Saar Barkai (EE, Technion)
Monday, 16.12.2019, 13:30
Electrical Eng. Building 701
Although distributed computing can significantly reduce the training time of deep neural networks, scaling the training process while maintaining high efficiency and final accuracy is challenging. Cloud computing, which is becoming increasingly popular as a platform for distributed training of deep neural networks, is prone to straggler workers who significantly increase training time in synchronous environments. Therefore, asynchronous distributed training is preferable in terms of training time when using cloud computing. Distributed asynchronous training enjoys near-linear speedup, but asynchrony causes gradient staleness; the main difficulty in scaling stochastic gradient descent to large clusters.

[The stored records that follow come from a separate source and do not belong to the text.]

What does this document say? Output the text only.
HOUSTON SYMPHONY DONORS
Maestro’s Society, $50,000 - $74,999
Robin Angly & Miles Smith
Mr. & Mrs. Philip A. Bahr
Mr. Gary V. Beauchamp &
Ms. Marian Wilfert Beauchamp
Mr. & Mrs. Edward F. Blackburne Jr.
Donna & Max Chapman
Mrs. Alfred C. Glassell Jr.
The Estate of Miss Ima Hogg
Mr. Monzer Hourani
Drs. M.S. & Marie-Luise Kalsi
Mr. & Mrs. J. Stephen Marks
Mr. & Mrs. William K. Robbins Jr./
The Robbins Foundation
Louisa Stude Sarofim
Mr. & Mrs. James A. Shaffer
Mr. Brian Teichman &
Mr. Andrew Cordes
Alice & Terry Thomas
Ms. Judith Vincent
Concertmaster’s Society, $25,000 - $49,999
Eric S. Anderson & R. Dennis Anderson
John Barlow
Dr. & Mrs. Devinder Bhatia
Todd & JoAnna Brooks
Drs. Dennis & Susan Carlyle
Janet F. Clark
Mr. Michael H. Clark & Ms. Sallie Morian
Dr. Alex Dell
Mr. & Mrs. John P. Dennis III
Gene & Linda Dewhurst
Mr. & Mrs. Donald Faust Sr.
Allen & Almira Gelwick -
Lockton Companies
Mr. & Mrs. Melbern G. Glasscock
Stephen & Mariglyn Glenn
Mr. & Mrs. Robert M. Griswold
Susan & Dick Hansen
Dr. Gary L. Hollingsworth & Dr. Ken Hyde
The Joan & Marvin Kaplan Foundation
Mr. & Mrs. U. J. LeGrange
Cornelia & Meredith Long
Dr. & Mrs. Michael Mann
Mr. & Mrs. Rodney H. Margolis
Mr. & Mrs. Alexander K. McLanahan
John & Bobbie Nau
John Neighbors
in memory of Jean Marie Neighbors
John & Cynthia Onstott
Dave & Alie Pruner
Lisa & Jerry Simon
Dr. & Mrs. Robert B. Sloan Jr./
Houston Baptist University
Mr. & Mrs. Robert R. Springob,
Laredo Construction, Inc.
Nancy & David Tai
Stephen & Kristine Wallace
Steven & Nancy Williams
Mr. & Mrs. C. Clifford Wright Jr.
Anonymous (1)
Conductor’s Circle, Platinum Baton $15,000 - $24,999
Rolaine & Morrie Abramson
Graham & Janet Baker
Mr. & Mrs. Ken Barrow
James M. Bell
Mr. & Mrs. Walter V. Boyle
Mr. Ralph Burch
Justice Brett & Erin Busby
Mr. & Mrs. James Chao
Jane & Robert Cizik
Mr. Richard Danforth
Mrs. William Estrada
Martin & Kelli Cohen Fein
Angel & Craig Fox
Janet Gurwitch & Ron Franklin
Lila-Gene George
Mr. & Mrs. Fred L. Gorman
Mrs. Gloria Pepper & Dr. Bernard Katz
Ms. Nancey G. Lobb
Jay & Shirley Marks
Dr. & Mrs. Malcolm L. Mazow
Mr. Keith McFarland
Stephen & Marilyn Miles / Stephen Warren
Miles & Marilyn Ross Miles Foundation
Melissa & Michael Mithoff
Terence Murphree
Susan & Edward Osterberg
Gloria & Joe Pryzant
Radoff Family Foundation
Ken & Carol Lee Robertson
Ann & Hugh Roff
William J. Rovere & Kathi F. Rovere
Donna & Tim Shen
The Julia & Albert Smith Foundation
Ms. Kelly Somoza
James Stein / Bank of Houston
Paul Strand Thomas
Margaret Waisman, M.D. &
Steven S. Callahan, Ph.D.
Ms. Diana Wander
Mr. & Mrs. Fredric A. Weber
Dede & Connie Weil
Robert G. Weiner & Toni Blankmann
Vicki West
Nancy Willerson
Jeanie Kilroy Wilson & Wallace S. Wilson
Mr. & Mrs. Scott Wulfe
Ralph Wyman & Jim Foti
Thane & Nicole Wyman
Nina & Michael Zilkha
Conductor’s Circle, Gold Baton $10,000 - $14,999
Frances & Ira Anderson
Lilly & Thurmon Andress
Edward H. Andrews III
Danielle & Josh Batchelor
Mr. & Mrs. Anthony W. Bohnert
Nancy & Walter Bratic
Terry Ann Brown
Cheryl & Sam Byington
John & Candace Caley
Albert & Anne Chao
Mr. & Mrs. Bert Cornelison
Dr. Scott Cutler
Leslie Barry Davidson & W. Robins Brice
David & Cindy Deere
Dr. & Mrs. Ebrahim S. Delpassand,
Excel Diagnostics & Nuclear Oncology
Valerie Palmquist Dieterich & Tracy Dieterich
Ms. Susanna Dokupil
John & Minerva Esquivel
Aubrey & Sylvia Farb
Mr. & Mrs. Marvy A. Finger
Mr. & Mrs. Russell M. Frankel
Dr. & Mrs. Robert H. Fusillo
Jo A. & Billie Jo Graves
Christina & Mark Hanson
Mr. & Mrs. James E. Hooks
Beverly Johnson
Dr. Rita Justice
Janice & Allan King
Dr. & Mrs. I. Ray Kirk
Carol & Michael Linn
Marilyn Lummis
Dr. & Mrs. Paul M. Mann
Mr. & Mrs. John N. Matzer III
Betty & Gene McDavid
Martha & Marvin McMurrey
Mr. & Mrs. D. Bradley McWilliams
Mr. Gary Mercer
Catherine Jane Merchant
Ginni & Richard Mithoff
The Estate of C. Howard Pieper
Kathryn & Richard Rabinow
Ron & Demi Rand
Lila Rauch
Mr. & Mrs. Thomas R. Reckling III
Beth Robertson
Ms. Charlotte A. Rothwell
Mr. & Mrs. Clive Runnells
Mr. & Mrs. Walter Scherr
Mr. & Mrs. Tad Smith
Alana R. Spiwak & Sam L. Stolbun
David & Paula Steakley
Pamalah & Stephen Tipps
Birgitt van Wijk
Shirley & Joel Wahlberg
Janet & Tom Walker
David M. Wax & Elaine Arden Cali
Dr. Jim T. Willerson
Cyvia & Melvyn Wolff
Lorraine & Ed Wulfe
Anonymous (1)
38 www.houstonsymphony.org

We introduce two orthogonal methods for mitigating the gradient staleness, enabling the use of large numbers of asynchronous workers. The first method, called DANA, estimates the model's future parameters thus mitigating the momentum's added gradient staleness. The second method, called Gap-Aware, mitigates gradient staleness by reducing the size of incoming gradients based on a new measure of their staleness we refer to as the Gap. We show that both methods can be combined to a single algorithm, DANA-Gap-Aware (DANA-GA), which produces state of the art results in terms of final accuracy and convergence rate. Despite prior beliefs, we show that if DANA-GA is applied, momentum becomes beneficial in asynchronous environments, even when the number of workers scales up. The evaluation is done on the well-known CIFAR, ImageNet, and WikiText-103 datasets.
* M.Sc. student under the supervision of Professor Assaf Schuster.